Once students have maximized all their available financial aid, including grants, scholarships, work-study and Stafford loans, they may discover they still need a loan to fill a funding “gap.” When this is the case, there are typically two options to consider: a Federal Direct PLUS Loan for parents from the Department of Education, or a private student loan funded by a bank or non-profit credit union.

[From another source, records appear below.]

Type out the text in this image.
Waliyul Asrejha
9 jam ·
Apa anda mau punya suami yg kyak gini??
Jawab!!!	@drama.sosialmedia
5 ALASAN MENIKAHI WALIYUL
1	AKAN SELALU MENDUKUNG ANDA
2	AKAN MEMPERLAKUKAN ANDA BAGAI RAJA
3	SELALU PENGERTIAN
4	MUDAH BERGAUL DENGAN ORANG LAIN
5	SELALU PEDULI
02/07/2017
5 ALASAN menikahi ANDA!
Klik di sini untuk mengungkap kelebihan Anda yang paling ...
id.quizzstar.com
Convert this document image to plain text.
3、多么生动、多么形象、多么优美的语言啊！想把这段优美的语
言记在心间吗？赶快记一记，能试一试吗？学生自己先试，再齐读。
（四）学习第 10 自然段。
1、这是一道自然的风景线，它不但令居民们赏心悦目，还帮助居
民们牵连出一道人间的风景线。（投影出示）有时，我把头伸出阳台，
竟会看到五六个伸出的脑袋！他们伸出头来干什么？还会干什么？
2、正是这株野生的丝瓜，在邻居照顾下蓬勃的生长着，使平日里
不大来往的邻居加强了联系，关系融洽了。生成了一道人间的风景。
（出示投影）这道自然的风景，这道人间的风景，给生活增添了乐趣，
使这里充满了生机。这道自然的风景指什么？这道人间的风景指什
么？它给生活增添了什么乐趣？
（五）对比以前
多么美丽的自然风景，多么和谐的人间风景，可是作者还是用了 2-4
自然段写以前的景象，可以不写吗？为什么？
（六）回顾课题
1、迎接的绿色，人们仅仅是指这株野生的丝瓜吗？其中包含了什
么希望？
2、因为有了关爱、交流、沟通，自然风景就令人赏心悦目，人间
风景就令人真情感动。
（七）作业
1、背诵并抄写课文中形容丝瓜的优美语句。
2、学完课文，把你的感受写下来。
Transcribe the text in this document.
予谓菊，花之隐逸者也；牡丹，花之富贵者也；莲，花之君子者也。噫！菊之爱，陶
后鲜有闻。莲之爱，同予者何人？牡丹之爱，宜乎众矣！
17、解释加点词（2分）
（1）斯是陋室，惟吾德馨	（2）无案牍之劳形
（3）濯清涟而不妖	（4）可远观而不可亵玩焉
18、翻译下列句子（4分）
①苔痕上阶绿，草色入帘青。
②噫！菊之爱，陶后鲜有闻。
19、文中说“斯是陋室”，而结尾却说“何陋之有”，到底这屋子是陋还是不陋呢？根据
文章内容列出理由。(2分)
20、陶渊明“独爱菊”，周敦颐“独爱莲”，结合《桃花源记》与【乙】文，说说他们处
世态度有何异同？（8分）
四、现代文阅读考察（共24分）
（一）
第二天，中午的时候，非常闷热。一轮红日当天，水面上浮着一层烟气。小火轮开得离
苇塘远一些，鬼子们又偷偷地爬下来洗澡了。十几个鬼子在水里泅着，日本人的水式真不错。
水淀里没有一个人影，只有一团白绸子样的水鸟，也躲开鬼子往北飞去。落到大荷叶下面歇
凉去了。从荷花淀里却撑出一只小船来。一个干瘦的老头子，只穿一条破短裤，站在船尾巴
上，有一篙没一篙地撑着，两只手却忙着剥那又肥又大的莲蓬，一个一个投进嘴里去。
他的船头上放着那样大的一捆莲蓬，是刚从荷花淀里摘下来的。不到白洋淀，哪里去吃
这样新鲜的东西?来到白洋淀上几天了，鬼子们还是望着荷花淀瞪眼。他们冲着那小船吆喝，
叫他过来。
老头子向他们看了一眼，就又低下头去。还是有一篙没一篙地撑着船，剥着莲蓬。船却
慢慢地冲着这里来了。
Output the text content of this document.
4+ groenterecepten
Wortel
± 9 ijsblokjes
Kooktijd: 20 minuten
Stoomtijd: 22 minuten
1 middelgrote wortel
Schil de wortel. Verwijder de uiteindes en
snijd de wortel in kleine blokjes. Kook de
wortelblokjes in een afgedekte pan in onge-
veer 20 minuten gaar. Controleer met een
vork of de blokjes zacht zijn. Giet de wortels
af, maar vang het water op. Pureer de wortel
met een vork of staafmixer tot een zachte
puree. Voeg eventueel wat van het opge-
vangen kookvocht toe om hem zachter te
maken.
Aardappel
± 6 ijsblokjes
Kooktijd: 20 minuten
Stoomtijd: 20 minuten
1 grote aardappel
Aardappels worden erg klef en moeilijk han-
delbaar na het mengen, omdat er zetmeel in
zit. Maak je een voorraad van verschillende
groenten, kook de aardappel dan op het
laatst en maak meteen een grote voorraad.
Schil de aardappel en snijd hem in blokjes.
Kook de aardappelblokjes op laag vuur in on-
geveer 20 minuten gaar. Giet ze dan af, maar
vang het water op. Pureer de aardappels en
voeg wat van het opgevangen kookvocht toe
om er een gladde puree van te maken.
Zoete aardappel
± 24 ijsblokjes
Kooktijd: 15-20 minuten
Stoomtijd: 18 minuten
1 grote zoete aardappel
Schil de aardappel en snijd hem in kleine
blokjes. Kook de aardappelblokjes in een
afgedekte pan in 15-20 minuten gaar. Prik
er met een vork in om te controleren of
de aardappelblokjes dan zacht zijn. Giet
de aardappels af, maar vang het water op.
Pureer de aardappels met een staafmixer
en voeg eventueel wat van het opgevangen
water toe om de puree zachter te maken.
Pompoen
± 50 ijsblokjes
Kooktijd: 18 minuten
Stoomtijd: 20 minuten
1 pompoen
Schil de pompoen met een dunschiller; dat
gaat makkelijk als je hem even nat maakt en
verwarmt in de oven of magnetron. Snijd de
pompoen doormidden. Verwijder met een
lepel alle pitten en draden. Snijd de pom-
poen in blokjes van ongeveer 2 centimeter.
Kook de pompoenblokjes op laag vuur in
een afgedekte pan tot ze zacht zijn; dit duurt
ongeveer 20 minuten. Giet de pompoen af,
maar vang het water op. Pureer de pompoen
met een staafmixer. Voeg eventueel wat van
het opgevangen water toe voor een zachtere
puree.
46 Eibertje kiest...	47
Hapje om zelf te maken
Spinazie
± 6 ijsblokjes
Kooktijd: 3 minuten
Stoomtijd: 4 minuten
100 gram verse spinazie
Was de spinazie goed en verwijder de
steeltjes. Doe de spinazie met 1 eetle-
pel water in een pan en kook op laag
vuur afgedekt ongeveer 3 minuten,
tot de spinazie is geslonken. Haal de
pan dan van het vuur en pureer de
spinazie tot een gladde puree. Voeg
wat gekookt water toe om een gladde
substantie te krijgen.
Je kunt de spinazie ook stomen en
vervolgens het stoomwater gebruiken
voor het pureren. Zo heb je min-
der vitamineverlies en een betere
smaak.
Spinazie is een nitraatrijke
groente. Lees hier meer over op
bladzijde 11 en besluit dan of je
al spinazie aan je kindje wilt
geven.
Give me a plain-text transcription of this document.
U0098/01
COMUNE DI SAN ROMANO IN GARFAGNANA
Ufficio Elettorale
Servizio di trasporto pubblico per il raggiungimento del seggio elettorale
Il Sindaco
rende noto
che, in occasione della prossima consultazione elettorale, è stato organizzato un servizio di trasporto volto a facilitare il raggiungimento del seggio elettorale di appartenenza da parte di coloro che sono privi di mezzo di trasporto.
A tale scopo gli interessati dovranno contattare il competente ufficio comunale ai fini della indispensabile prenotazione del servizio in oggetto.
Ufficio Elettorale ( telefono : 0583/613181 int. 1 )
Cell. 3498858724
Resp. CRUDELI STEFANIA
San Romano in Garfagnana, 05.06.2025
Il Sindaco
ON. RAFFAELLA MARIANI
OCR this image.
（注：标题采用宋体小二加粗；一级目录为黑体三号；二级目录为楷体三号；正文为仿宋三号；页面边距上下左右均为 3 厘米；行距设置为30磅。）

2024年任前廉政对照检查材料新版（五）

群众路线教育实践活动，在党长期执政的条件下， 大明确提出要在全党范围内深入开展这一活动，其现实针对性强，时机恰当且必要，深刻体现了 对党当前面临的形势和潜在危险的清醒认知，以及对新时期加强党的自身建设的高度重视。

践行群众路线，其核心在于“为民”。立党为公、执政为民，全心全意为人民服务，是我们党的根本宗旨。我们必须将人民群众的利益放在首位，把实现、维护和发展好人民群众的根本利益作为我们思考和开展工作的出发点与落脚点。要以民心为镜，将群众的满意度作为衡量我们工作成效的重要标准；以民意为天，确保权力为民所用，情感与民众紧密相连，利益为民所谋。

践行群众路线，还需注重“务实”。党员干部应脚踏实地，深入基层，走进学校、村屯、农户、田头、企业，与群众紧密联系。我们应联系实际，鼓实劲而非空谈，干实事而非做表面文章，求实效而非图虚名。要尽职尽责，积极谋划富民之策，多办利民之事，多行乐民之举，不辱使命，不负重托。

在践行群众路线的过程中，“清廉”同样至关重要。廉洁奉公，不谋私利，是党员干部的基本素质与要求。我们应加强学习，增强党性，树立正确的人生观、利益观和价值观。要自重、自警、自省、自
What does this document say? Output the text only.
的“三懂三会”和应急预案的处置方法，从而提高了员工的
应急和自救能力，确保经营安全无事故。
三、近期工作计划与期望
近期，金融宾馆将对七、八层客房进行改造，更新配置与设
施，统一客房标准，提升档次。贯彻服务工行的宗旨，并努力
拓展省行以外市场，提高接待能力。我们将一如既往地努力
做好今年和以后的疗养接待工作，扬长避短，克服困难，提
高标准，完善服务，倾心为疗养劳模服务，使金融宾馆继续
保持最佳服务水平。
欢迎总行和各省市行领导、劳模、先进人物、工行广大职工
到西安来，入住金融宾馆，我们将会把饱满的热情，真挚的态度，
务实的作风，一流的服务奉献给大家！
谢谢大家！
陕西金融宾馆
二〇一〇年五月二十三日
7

So, which is better, a private loan or a Parent PLUS loan? Let’s take a look at each:
|Attribute||Direct Parent Plus Loan||Private Student Loan|
|Average Loan Size|
|Average Monthly Payment|
|Term||Anywhere from 8 to 25 years, depending on lender offers|
|Credit Eligibility||Lax – Credit history is looked at up to 2 years back, and derogatory amounts should not exceed $2,085||Strict – Credit based scoring looks at FICO pattern of behavior over time|
|Borrower||Parent||Student (with co-signer)|
|Deferment Options||Repayment is immediate, but borrowers may request a deferment. If deferment is granted, interest will continue to accrue||Most lenders offer options for full deferment and interest-only while in school. Borrowers should compare these options to find what suits them best|
|Grace Period||None – Parents must apply for hardship deferment||Options vary per lender|
|Application Process||Student must complete the FAFSA, and then parent applies online for the PLUS loan at the Department of Education Website||Directly through the lender. Borrowers can also use comparison sites, such as Credible to compare their options.|
Direct Parent PLUS Loan
- If a borrower is denied, he/she may qualify for an increase in other federal loan assistance.
- The interest rate is fixed at 7%; this is higher than other federal aid, but lower than the average private loan, which is between 6% and 12%.
- With laws from 2015 in place, Parent PLUS loans are generally easier to obtain than private loans.
- There are more options for pausing your payments due to financial hardship when compared to private loans.
- The loan origination fee is 4.276%, which can be considered high next to some private loans, which usually have no fees.
- If you are the parent of the student, you should know that you are responsible for paying back this loan, not your student.
- Unlike other federal loans, there is no income-based repayment plan (IBR) for the Parent PLUS loan. If you choose to consolidate your federal loans, keep in mind that you will lose your IBR option if you lump your Parent PLUS loan in with the others.
- PLUS Loans offer no deferment or grace periods, so the borrower is expected to begin repayment 60 days after disbursement.
Private Student Loans
- The student is held responsible for repayment, along with a cosigner who should step in only when the student can’t pay.
- Interest rates can be fixed or variable, with variable options sometimes running cheaper than the federal fixed options, depending on the credit score of the borrower/cosigner.
- Borrowers can compare the loans of several different lenders to find rates and benefits that will suit them.
- Most lenders offer full deferment and interest only options for students while they are in school.
- The criteria to qualify for a private loan can be strict, with interest rates and fees based on the borrower’s credit.
- Interest rates are, on average, higher than those for other types of loans.
Ultimately, it is up to the borrower to decide which option is best, while keeping in mind that scholarships and grants should be the very first options before borrowing. Be sure to study the pros and cons of the different loan options before making your educated decision on how to pay for college.